Dallas Airport: The Massive Cost of JPEG2000By: Carlton Purvis, Published on May 01, 2013
The Love Field Modernization Program (LFMP) is an ongoing $519 million dollar project to upgrade Dallas Love Field Airport that has received significant mass media attention. Renovations include security upgrades that LFMP hopes will provide capability to screen passengers more thoroughly with less intrusive techniques. To do that the airport said it wanted a surveillance system that could read license plates from afar and zoom in to polo shirt logos [link no longer available]. In this note, we review the airport’s $3 million surveillance contract, an example how the cost of a contract can increase substantially when using JPEG2000.
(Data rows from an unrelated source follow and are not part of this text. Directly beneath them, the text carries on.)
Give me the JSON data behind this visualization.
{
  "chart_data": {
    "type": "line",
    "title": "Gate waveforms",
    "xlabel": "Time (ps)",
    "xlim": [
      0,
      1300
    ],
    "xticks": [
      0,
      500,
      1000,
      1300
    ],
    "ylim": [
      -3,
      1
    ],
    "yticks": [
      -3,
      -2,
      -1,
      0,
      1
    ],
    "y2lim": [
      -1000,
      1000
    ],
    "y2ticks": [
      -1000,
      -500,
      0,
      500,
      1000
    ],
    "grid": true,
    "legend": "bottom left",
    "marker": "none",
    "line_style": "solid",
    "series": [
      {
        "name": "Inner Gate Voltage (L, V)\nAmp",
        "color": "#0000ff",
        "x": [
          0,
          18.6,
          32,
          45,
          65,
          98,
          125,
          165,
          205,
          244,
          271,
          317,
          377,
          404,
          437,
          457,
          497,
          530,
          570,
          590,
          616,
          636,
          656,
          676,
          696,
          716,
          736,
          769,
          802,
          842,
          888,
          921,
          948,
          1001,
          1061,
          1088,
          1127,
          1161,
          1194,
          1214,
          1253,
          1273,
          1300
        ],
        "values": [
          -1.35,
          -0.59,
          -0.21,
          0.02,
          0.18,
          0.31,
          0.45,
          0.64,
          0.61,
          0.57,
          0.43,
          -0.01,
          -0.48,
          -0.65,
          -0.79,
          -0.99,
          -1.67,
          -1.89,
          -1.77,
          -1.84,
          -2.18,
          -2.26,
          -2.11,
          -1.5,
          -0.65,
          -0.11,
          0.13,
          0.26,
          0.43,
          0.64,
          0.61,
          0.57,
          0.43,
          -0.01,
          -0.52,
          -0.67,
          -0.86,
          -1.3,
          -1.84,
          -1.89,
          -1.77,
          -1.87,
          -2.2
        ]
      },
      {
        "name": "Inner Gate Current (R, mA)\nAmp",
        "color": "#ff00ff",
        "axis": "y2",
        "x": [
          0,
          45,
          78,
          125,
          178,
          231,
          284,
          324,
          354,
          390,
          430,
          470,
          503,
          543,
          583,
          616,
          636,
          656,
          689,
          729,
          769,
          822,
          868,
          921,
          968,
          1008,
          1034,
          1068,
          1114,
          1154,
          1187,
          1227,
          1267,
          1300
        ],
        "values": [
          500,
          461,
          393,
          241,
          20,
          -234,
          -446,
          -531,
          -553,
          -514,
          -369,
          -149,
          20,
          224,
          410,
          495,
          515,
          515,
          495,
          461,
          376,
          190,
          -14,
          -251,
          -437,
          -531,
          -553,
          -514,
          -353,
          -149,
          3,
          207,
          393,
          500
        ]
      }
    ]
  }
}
IPVM obtained a copy of the 45 page 2011 contract, including a detailed parts/price breakdown for the Avigilon surveillance equipment, totaling $2.77 million USD. The project included 500+ IP cameras of which 48 where 16MP and the rest where between 1 and 5MP. All part numbers are for the JPEG2000 versions of Avigilon cameras.
[UPDATE: The 5MP and under Avigilon JPEG2000 models were discontinued as of March 28, 2013.]
In addition to the cameras, 48 Avigilon servers with 10TB of storage each were purchased for $292,118.40 as well as 17 additional Avigilon / Dell storage arrays of 77TB each for $1.47 Million. VMS licenses were an additional ~$97,000 and licenses to integrate with the GE access control system were another ~$75,000.
Storage Cost Analyzed
These metrics show how large the server / storage component and cost were:
- ~$3,000 was spent per camera just for server/storage
- ~3TB per storage was used per camera
- For every 16 cameras, ~48TBs of storage was used
- 60% of the total surveillance equipment cost went to servers/storage
- ~10 IP cameras per server (~500 IP cameras for 48 servers)
- 1,700+ TBs were used for the ~500 cameras (10TB x 48 servers + 777TB x 17 storage arrays)
What clearly drove this cost was the use of JPEG2000. With H.264 cameras, either Avigilon's more recent HD (non PRO) cameras (where JPEG2000 has been dropped) or third party cameras, we expect the price of the project to drop by $1 million or more. IPVM tests of Avigilon's JPEG2000 cameras showed a routine bandwidth increase of 10x over similar resolution/fps H.264 cameras. On the other hand, the PRO cameras, like the (48) 16MP cameras, still require JPEG2000.
The industry, as a whole, has 'standardized' on H.264, and this contract shows the high cost of choosing less bit rate efficient codecs such as JPEG2000 or MJPEG.
We contacted airport officials for additional information about why the LFMP chose JPEG2000, but they declined saying, “For the safety and security of the airport, personnel and travelers, we do not comment on security measures being utilized at Dallas Love Field."
Note: Compression choice is highly unlikely to have any impact on safety and security.
We reached out to Avigilon for comment, but calls and emails were not returned.